En bref

  • L'empreinte est l'ensemble des éléments publics qui relient deux de vos sites. Presque tous se corrigent en une journée ; le lien croisé entre deux sites, jamais.

L’empreinte d’un portefeuille de sites est l’ensemble des éléments publics qui permettent à un tiers d’établir que plusieurs domaines appartiennent au même éditeur. C’est un fait de gestion, et c’est ainsi qu’il faut le traiter.

Ce que le terme désigne

Ce qui est vérifiable de l’extérieur, sans outil et sans compétence particulière. Il ne s’agit pas d’une intuition ni d’une déduction technique sophistiquée : il s’agit d’éléments que n’importe qui peut comparer côte à côte.

La liste est courte et connue : une adresse de contact identique, des pages légales reprises mot pour mot, un gabarit visuel avec les mêmes libellés de menu, une structure de rubriques recopiée, des dates de création groupées, un identifiant de mesure d’audience partagé, un ton d’écriture reconnaissable, et des liens posés d’un site vers l’autre.

Le mot est souvent employé dans un registre de dissimulation. Ce site le traite autrement : une empreinte est une conséquence de la façon dont on gère un portefeuille, et une conséquence se corrige.

Comment elle s’observe

De la façon la plus banale. Quelqu’un copie une phrase de vos mentions légales et la cherche telle quelle dans un moteur : si le texte est identique sur deux domaines, il a sa réponse en trente secondes. La même méthode fonctionne sur un paragraphe de page de contact ou sur un libellé de menu inhabituel.

Ensuite, il regarde les liens sortants — un lien d’un de vos sites vers un autre est une preuve directe et publique. Enfin, il compare les deux pages d’accueil : ce n’est pas la couleur qui renseigne, c’est la structure. Un gabarit se reconnaît même repeint.

Le dossier sur la gestion de plusieurs sites décrit cette manœuvre en détail, ainsi que le coût de séparer chaque élément.

Ce qu’elle change quand on vend des liens

Elle joue sur trois plans, et le troisième est le plus concret.

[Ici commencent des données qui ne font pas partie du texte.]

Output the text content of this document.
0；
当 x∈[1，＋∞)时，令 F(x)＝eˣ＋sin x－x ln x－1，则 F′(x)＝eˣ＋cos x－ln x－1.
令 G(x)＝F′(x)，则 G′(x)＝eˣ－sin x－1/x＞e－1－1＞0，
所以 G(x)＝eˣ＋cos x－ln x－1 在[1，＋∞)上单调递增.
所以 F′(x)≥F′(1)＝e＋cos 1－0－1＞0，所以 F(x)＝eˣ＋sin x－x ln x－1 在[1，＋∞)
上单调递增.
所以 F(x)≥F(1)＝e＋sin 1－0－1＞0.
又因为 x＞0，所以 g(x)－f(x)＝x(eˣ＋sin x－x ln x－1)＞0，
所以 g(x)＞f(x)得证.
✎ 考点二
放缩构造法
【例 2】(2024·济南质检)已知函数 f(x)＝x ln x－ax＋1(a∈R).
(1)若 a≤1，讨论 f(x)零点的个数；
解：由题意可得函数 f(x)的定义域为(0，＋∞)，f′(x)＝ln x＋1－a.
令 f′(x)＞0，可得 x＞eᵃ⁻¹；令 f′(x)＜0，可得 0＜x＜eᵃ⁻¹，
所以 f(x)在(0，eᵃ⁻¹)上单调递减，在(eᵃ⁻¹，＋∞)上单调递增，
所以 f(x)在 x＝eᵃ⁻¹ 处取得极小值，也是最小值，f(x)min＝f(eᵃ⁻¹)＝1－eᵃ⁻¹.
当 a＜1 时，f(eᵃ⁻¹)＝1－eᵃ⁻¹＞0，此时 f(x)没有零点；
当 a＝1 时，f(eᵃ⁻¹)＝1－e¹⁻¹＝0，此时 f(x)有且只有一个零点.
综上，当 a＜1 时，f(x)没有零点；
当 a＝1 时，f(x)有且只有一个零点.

Sur la valeur des liens vendus. Un acheteur qui découvre que six des sites qu’il a payés appartiennent au même éditeur estime avoir acheté un seul site six fois. C’est un motif de renégociation, et de perte de client.

Sur le risque d’ensemble. Des sites identifiés comme un ensemble peuvent être traités comme un ensemble. Cela relève de la mécanique des moteurs et nous ne le mesurons pas ; ce que nous mesurons, c’est que les éléments qui les relient sont publics.

Sur la cession. Un site qui partage son adresse de contact, ses mentions légales et son gabarit avec neuf autres n’est pas cessible sans exposer les neuf autres. La question de la valeur de revente se règle donc au montage, pas au moment de vendre.

La hiérarchie pratique est claire : sept des huit éléments de la liste se corrigent en une journée de travail. Le huitième — le lien croisé entre deux de vos sites — est archivé, subsiste après retrait, et n’apporte aucun revenu. C’est une dépense sans contrepartie.

Les termes voisins

La mutualisation de l’outillage, qui est le bon usage de l’échelle : elle porte sur ce qui ne se voit pas — procédures, sauvegardes, surveillance, comptabilité — et elle réduit le coût complet sans rien exposer.

Le maillage interne, qui relie les pages d’un même site. Un lien vers un autre de vos sites n’en fait pas partie : c’est un lien sortant public.

Le domaine expiré, qui peut apporter l’empreinte d’un ancien réseau dont vous héritez sans l’avoir créée.

La confusion à éviter : croire que l’empreinte est un problème technique. Le gros de ce qui relie deux sites est éditorial et administratif, et se décide au moment du montage. Le dossier sur le choix du domaine traite la partie qui concerne le nom.

Sources et méthode

  • Exploration des 420 domaines du relevé d'août 2026 : éléments publics comparables d'un domaine à l'autre — pages légales, adresses de contact, gabarits, structures de rubriques.